Home > News > Single fluorescent nanodiamonds as cellular biomarkers
March 1st, 2007
Single fluorescent nanodiamonds as cellular biomarkers
Abstract:
One of the key avenues to understanding how biological systems function at the molecular level is to probe biomolecules individually and observe how they interact with each other directly in vivo. Laser-induced fluorescence is a technique widely adopted for this purpose owing to its ultrahigh sensitivity and capabilities of performing multiple-probe detection. However, in applying this technique to imaging and tracking a single molecule or particle in a biological cell, progress is often hampered by the presence of ubiquitous endogenous components such as flavins and collagens that produce high fluorescence background signals. These biomolecules typically absorb light at wavelengths in the range of 300-500 nm and fluoresce at 400-550 nm.

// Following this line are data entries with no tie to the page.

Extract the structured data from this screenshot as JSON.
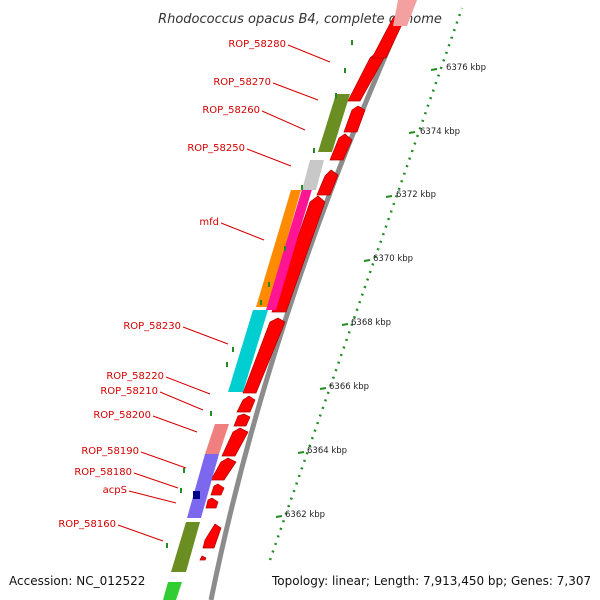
{
  "title": "Rhodococcus opacus B4, complete genome",
  "footer": {
    "accession": "Accession: NC_012522",
    "topology": "Topology: linear; Length: 7,913,450 bp; Genes: 7,307"
  },
  "scale_labels": [
    "6362 kbp",
    "6364 kbp",
    "6366 kbp",
    "6368 kbp",
    "6370 kbp",
    "6372 kbp",
    "6374 kbp",
    "6376 kbp"
  ],
  "gene_labels": [
    "ROP_58280",
    "ROP_58270",
    "ROP_58260",
    "ROP_58250",
    "mfd",
    "ROP_58230",
    "ROP_58220",
    "ROP_58210",
    "ROP_58200",
    "ROP_58190",
    "ROP_58180",
    "acpS",
    "ROP_58160"
  ],
  "colors": {
    "label": "#d40000",
    "gene_red": "#ff0000",
    "olive": "#6b8e23",
    "grey": "#c8c8c8",
    "orange": "#ff8c00",
    "magenta": "#ff1493",
    "cyan": "#00ced1",
    "salmon": "#f08080",
    "slate": "#7b68ee",
    "navy": "#00008b",
    "green": "#32cd32",
    "tick": "#228b22"
  }
}
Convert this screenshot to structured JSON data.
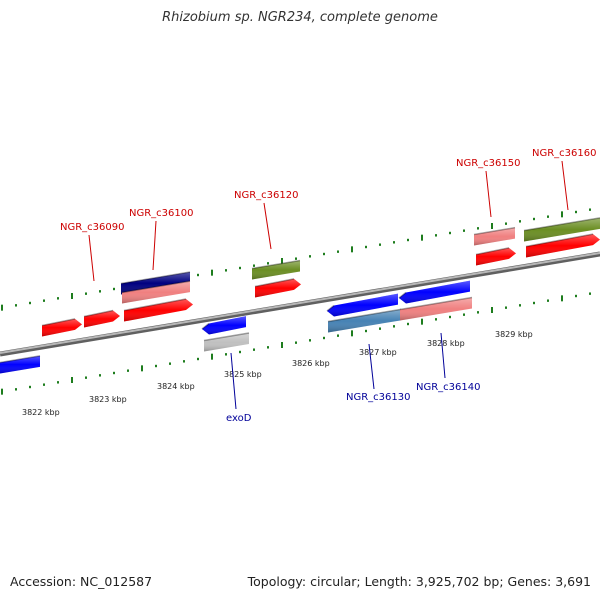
{
  "header": {
    "title": "Rhizobium sp. NGR234, complete genome"
  },
  "footer": {
    "accession": "Accession: NC_012587",
    "stats": "Topology: circular; Length: 3,925,702 bp; Genes: 3,691"
  },
  "colors": {
    "backbone": "#8a8a8a",
    "tick": "#1e7d1e",
    "forward_label": "#cc0000",
    "reverse_label": "#000099",
    "red": "#ff0000",
    "salmon": "#f08080",
    "olive": "#6b8e23",
    "navy": "#000080",
    "blue": "#0000ff",
    "steelblue": "#4682b4",
    "silver": "#c0c0c0"
  },
  "scale": {
    "labels": [
      "3822 kbp",
      "3823 kbp",
      "3824 kbp",
      "3825 kbp",
      "3826 kbp",
      "3827 kbp",
      "3828 kbp",
      "3829 kbp"
    ]
  },
  "gene_labels": [
    {
      "text": "NGR_c36090",
      "strand": "forward"
    },
    {
      "text": "NGR_c36100",
      "strand": "forward"
    },
    {
      "text": "NGR_c36120",
      "strand": "forward"
    },
    {
      "text": "NGR_c36150",
      "strand": "forward"
    },
    {
      "text": "NGR_c36160",
      "strand": "forward"
    },
    {
      "text": "exoD",
      "strand": "reverse"
    },
    {
      "text": "NGR_c36130",
      "strand": "reverse"
    },
    {
      "text": "NGR_c36140",
      "strand": "reverse"
    }
  ]
}
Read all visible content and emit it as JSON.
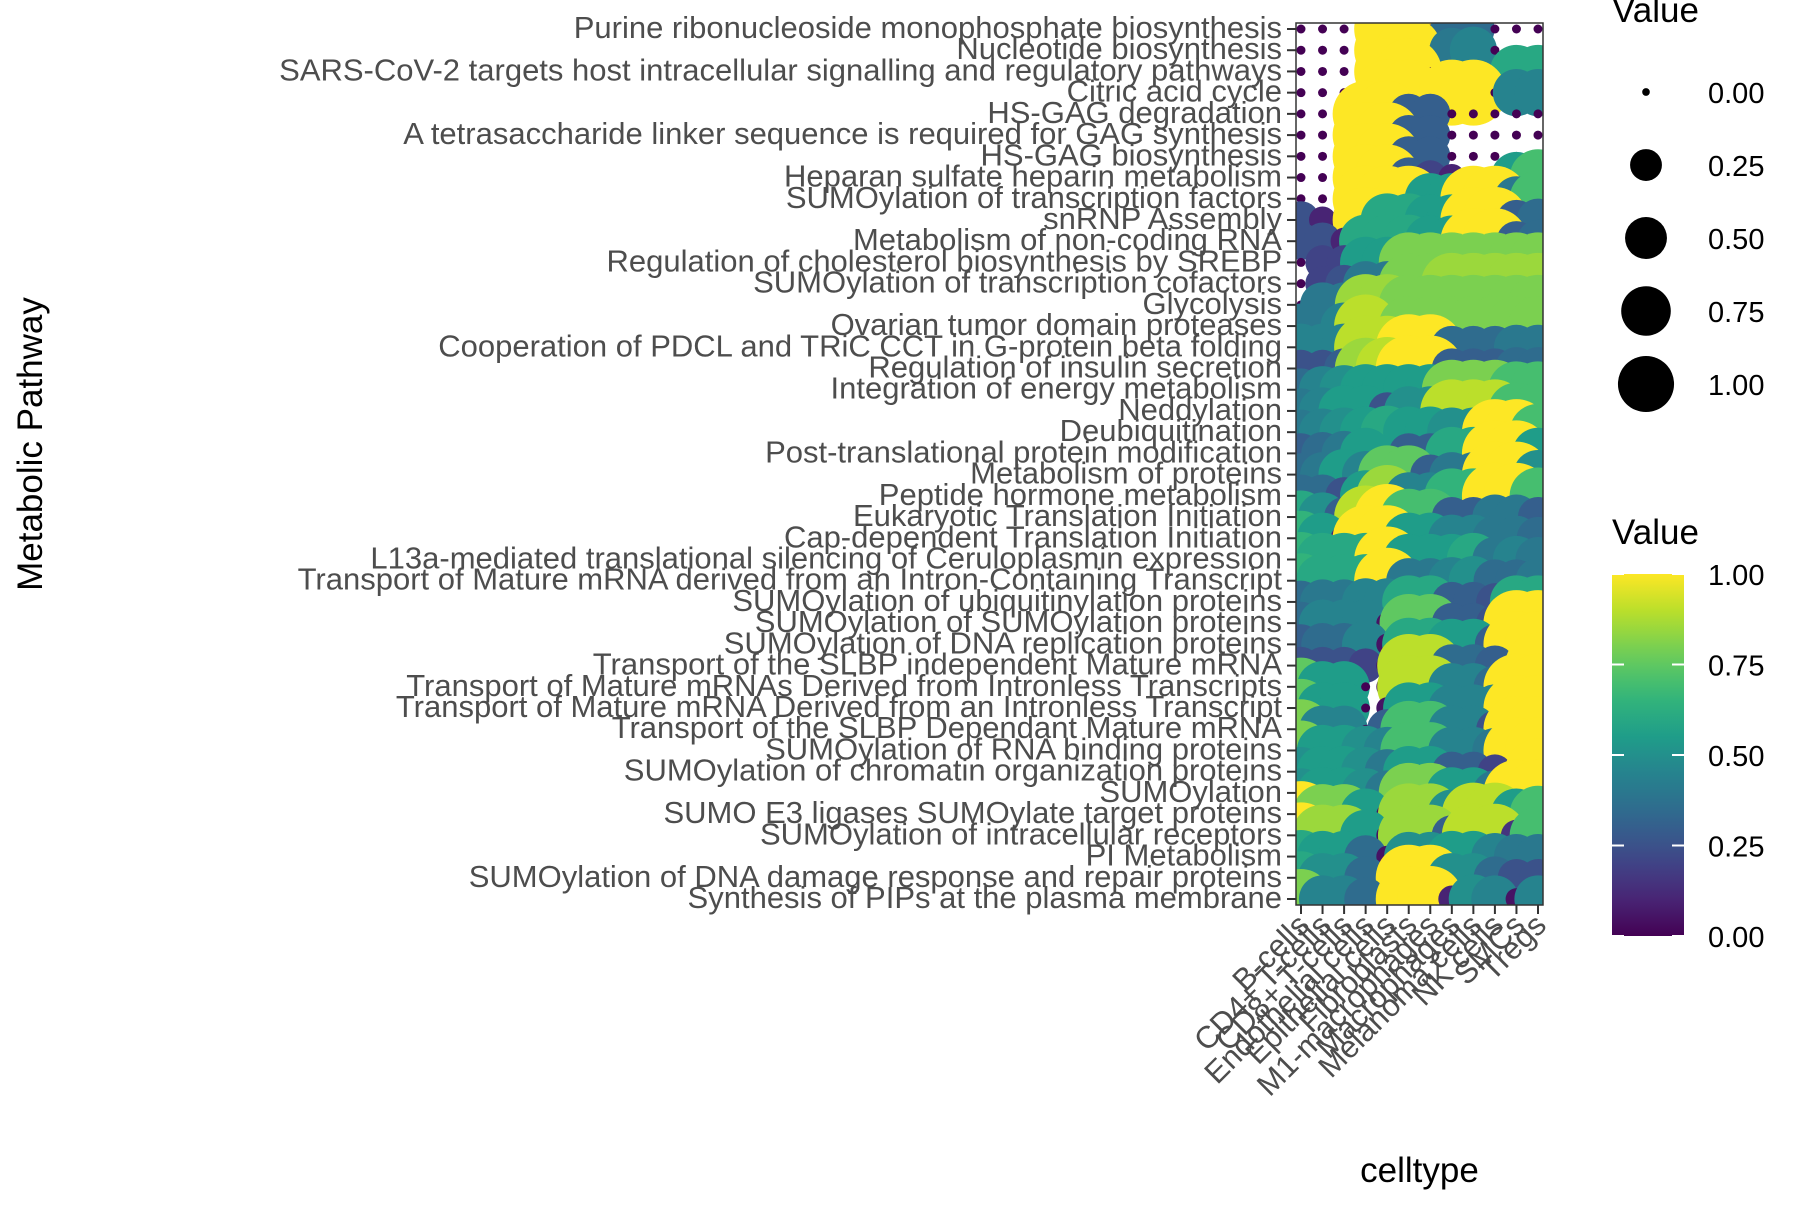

To avoid such interference, a good biological fluorescent probe should absorb light at a wavelength longer than 500 nm and emit light at a wavelength longer than 600 nm, at which the emission has a long penetration depth through cells and tissues. Organic dyes and fluorescent proteins are two types of molecules often used to meet such a requirement; however, the detrimental photophysical properties of these molecules, such as photobleaching and blinking, inevitably restrict their applications for long-term in vitro or in vivo observations. Fluorescent semiconductor nanocrystals (or quantum dots), on the other hand, hold a number of advantageous features including high photobleaching thresholds and broad excitation but narrow emission spectra well suited for multicolor labeling and detection. Unfortunately, most quantum dots are toxic, and hence reduction of cytotoxicity and human toxicity through surface modification plays a pivotal role in their successful application to in vivo labeling, imaging, and diagnosis. Researchers in Taiwan have demonstrated that nanodiamond particles possess several unique features, including facile surface modification, long-term photostability, and no fluorescence blinking, that makes their detection and long-term tracking in living cells not only possible but practical.